The bank estimated China’s GDP growth to decelerate to 6.4 percent in 2018 and 6.3 percent in 2019, mainly due to domestic policy tightening.
“Prudent monetary policy, stricter financial sector regulation, and the government’s continuing efforts to restructure the economy and to reign in the pace of leveraging are expected to contribute to the growth moderation,” according to the report.
“Favorable economic conditions make this a particularly opportune time to further reduce macroeconomic vulnerabilities and pursue reforms that target better quality, more efficient, fairer, and more sustainable development,” said Elitza Mileva, World Bank senior economist and co-author of the report.
The report pointed out that the successful implementation of reforms of government budget and China’s pension system were critical to the country’s macroeconomic stability, economic rebalancing, and social transformation in the coming years.

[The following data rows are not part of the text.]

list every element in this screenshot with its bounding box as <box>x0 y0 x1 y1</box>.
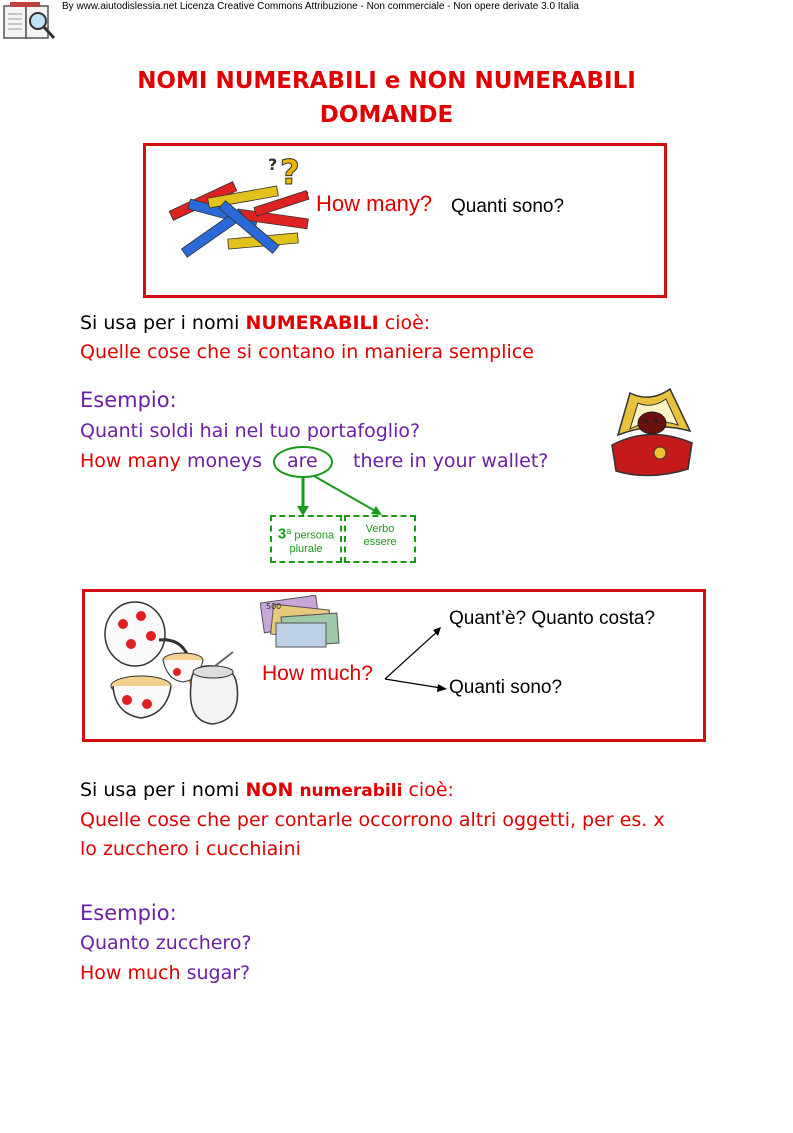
how-much-answer-2: Quanti sono? <box>449 677 563 698</box>
rule-prefix: Si usa per i nomi <box>80 312 240 334</box>
euro-banknotes-image <box>260 595 342 651</box>
example-italian-1: Quanti soldi hai nel tuo portafoglio? <box>80 420 421 442</box>
verb-annotation-arrows <box>260 446 420 516</box>
example-verb-are: are <box>287 450 318 472</box>
annotation-third-sup: a <box>286 526 292 536</box>
example-sugar: sugar? <box>186 962 251 984</box>
how-much-arrows <box>381 622 451 692</box>
annotation-verb-essere <box>344 515 416 563</box>
example-italian-2: Quanto zucchero? <box>80 932 252 954</box>
how-many-label: How many? <box>316 191 433 216</box>
explanation-non-numerabili-2: lo zucchero i cucchiaini <box>80 838 301 860</box>
annotation-essere: essere <box>363 536 397 548</box>
rule-keyword: NUMERABILI <box>245 312 379 334</box>
book-magnifier-icon <box>2 0 58 44</box>
svg-text:500: 500 <box>266 602 282 611</box>
how-much-box <box>82 589 706 742</box>
example-moneys: moneys <box>186 450 262 472</box>
example-english-2 <box>80 962 250 984</box>
how-many-box <box>143 143 667 298</box>
annotation-persona: persona <box>294 529 335 542</box>
example-english-end: there in your wallet? <box>353 450 549 472</box>
annotation-verbo: Verbo <box>365 523 395 535</box>
annotation-third-num: 3 <box>277 525 287 543</box>
annotation-third-person <box>270 515 342 563</box>
wallet-image <box>600 385 700 481</box>
rule-suffix: cioè: <box>384 312 431 334</box>
rule-non-numerabili <box>80 779 454 801</box>
license-text: By www.aiutodislessia.net Licenza Creative Commons Attribuzione - Non commerciale - Non opere derivate 3.0 Italia <box>62 1 579 12</box>
page-title-line1: NOMI NUMERABILI e NON NUMERABILI <box>137 68 636 94</box>
teapot-sugar-image <box>95 594 250 742</box>
svg-text:?: ? <box>268 155 278 174</box>
clothespins-image <box>158 148 318 268</box>
rule2-keyword-non: NON <box>245 779 294 801</box>
page-title-line2: DOMANDE <box>319 102 454 128</box>
example-how-many: How many <box>80 450 181 472</box>
rule-numerabili <box>80 312 430 334</box>
annotation-plurale: plurale <box>289 542 323 555</box>
rule2-keyword-numerabili: numerabili <box>299 781 403 801</box>
rule2-suffix: cioè: <box>408 779 454 801</box>
how-many-meaning: Quanti sono? <box>451 196 565 217</box>
how-much-label: How much? <box>262 662 373 685</box>
example-label-2: Esempio: <box>80 901 177 925</box>
explanation-numerabili: Quelle cose che si contano in maniera semplice <box>80 341 534 363</box>
example-english-1 <box>80 450 262 472</box>
site-logo <box>2 0 58 44</box>
rule2-prefix: Si usa per i nomi <box>80 779 240 801</box>
example-how-much: How much <box>80 962 181 984</box>
svg-text:?: ? <box>280 153 300 193</box>
explanation-non-numerabili-1: Quelle cose che per contarle occorrono altri oggetti, per es. x <box>80 809 665 831</box>
example-label-1: Esempio: <box>80 388 177 412</box>
how-much-answer-1: Quant’è? Quanto costa? <box>449 608 655 629</box>
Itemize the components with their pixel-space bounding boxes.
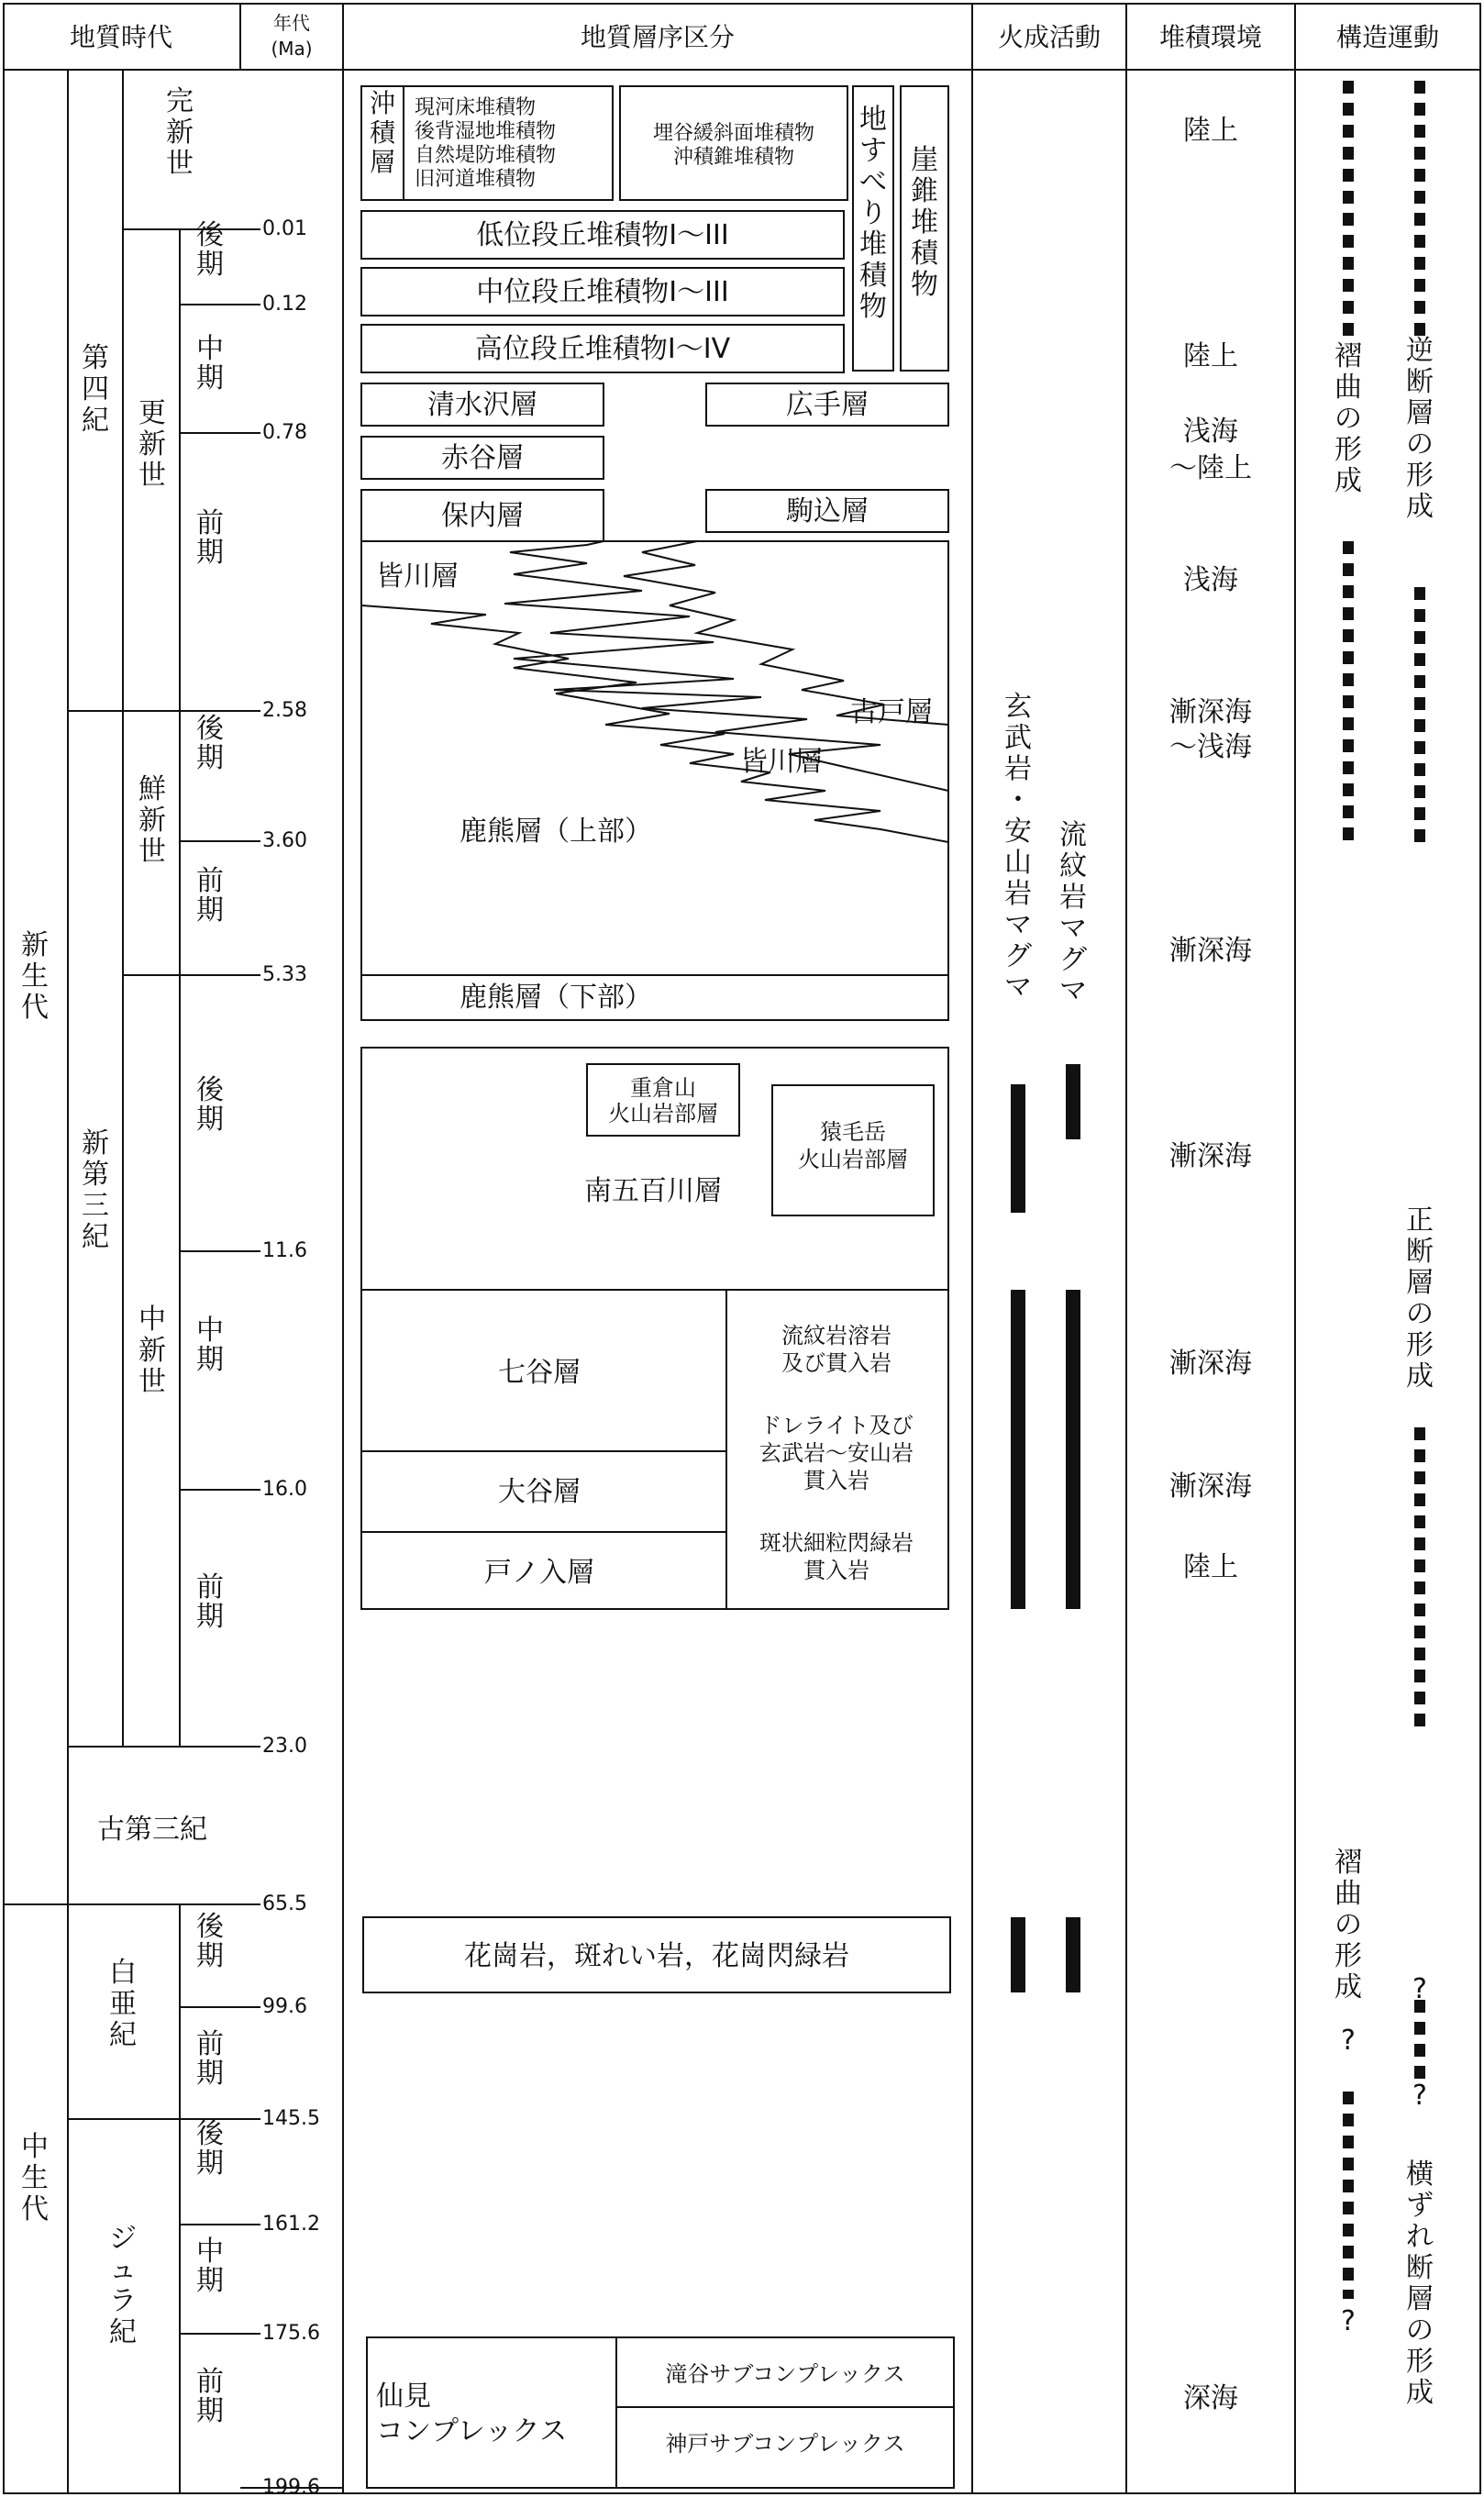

The major downside risk to the forecast is the still rising leverage of the non-financial sector.
“Despite the recent slowdown, credit continues to grow considerably faster than GDP. Outstanding bank loans reached 150 percent of GDP in November 2017, up from 103 percent at the end of 2007,” the report said.
China’s GDP expanded 6.9 percent year-on-year in the first three quarters, above the government’s target of around 6.5 percent for this year.
Backed by better-than-expected growth, the International Monetary Fund (IMF) has revised up its China forecast for the fourth time this year, to 6.8 percent in 2017 and 6.5 percent the year after.